Extensions of diffeomorphisms from $R^3$ to $S^3$. Is there a convenient theorem about which diffeomorphisms $f: \mathbb R^3\rightarrow\mathbb  R^3$ can be extended to diffeomorphisms $\overline{f}: S^3\rightarrow S^3$?
That is, given a diffeomorphism $f:\mathbb R^3\rightarrow\mathbb R^3$, when does there exist an inclusion $i:\mathbb R^3\rightarrow S^3$ inducing a homeomorphism between $R^3$ and $i(\mathbb R^3)$ such that the map $\overline{f}: S^3\rightarrow S^3$ which fixes the point at infinity and is equal to $i\circ f\circ i^{-1}(x)$ for every other $x\in S^3$ is a diffeomorphism?
 A: Here's one approach for stereographic projection, which can be generalized to any inclusion which maps onto the sphere minus one point.
Let $i:\mathbb{R}^3\to S^3$ be the standard stereographic projection, and $p\in S^3$ such that $i(\mathbb{R}^3)=S^3\setminus p$.
The extension $\bar{f}$ is automatically determined on $S^3\setminus p$, and if a smooth extension exists, then the limits at $p$ of $\bar{f}$ and all of its derivatives must be well behaved. This corresponds to a set of conditions "at infinity" for $f$ and its derivatives. A simple way to keep track of these is by choosing a convenient chart around $p$.

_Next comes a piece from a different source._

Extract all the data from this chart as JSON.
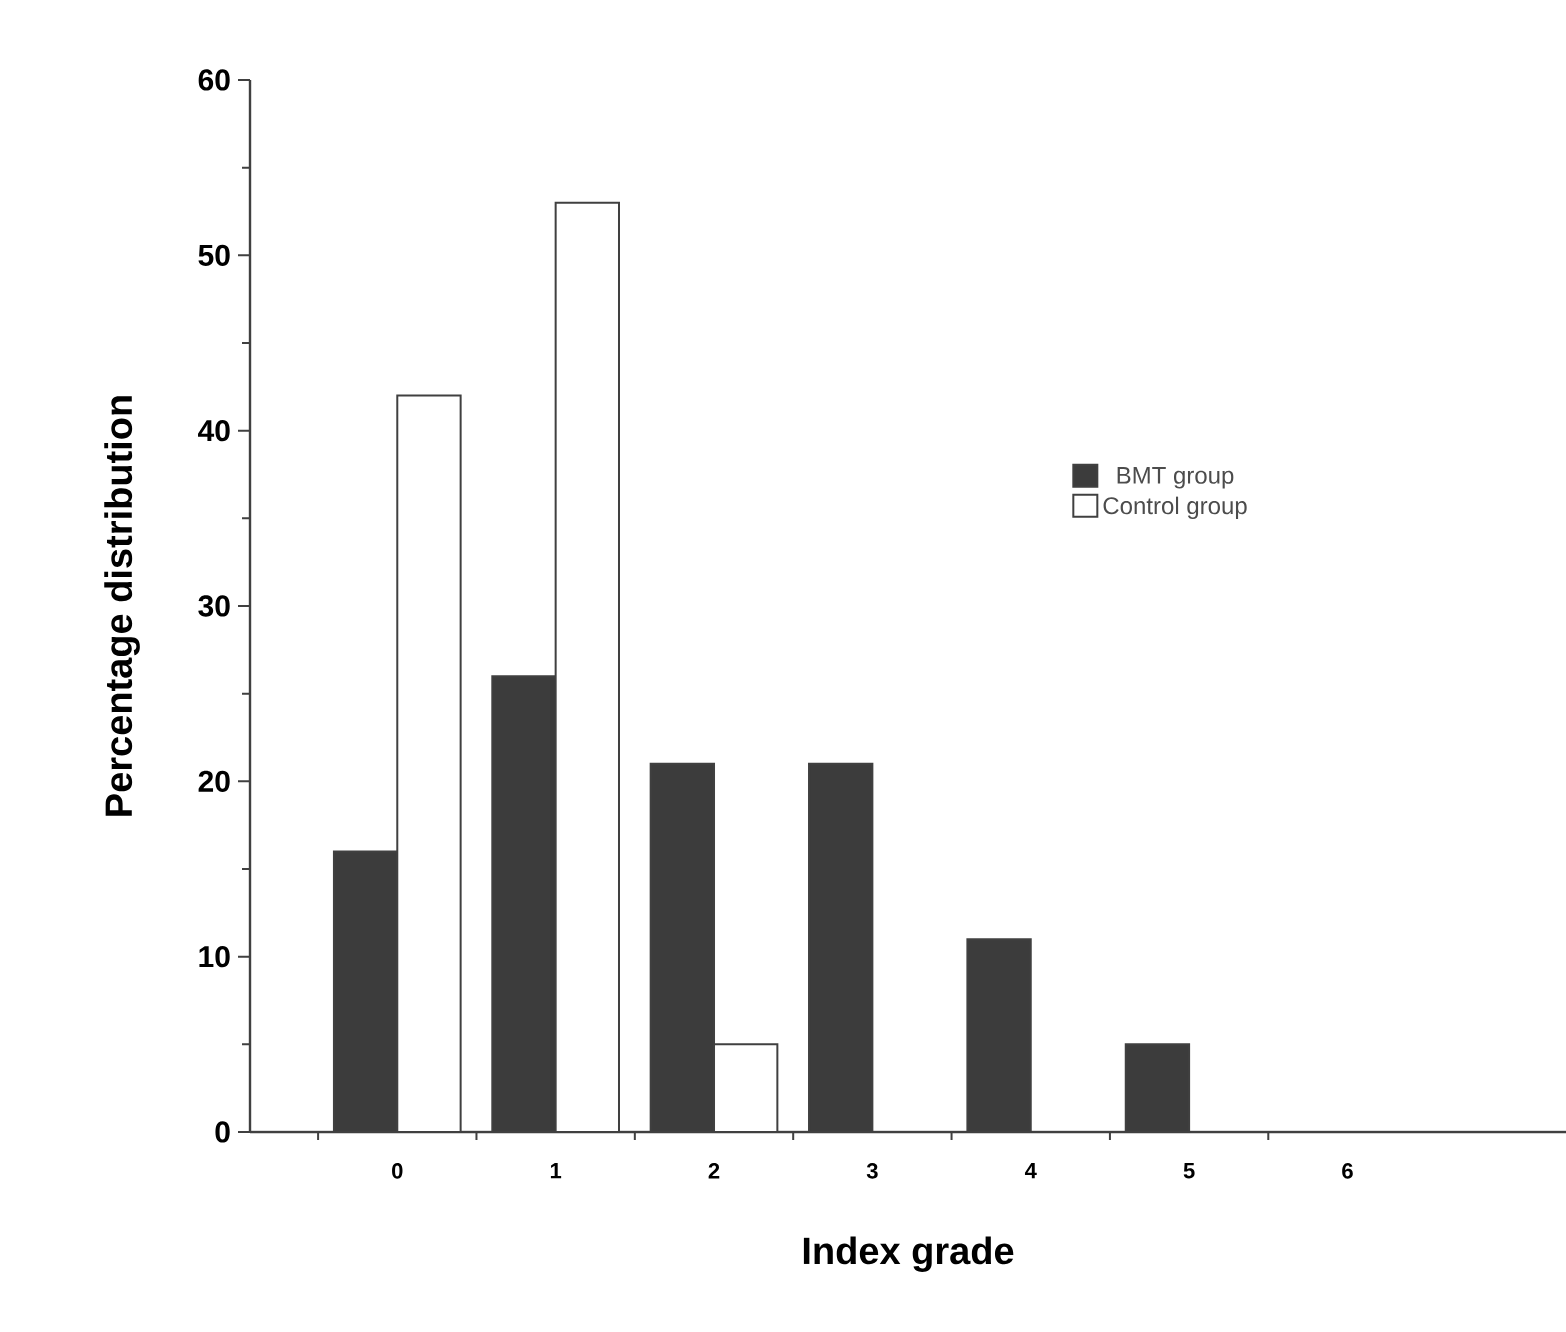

For instance, in this case we can use the reversed stereographic projection as a chart. The local representative $g:\mathbb{R}^3\setminus 0\to\mathbb{R}^3\setminus 0$ is given by
$$
g(x)=f\left(\frac{x}{\|x\|^2}\right)
$$
and $f$ has a smooth extension iff $g$ and all of its partial derivatives have finite limits at zero. Furthermore, this extension is a diffeomorphism if the limit of $dg$ at zero is full rank, i.e. if the limit of the Jacobian determinant of $g$ at zero is nonzero.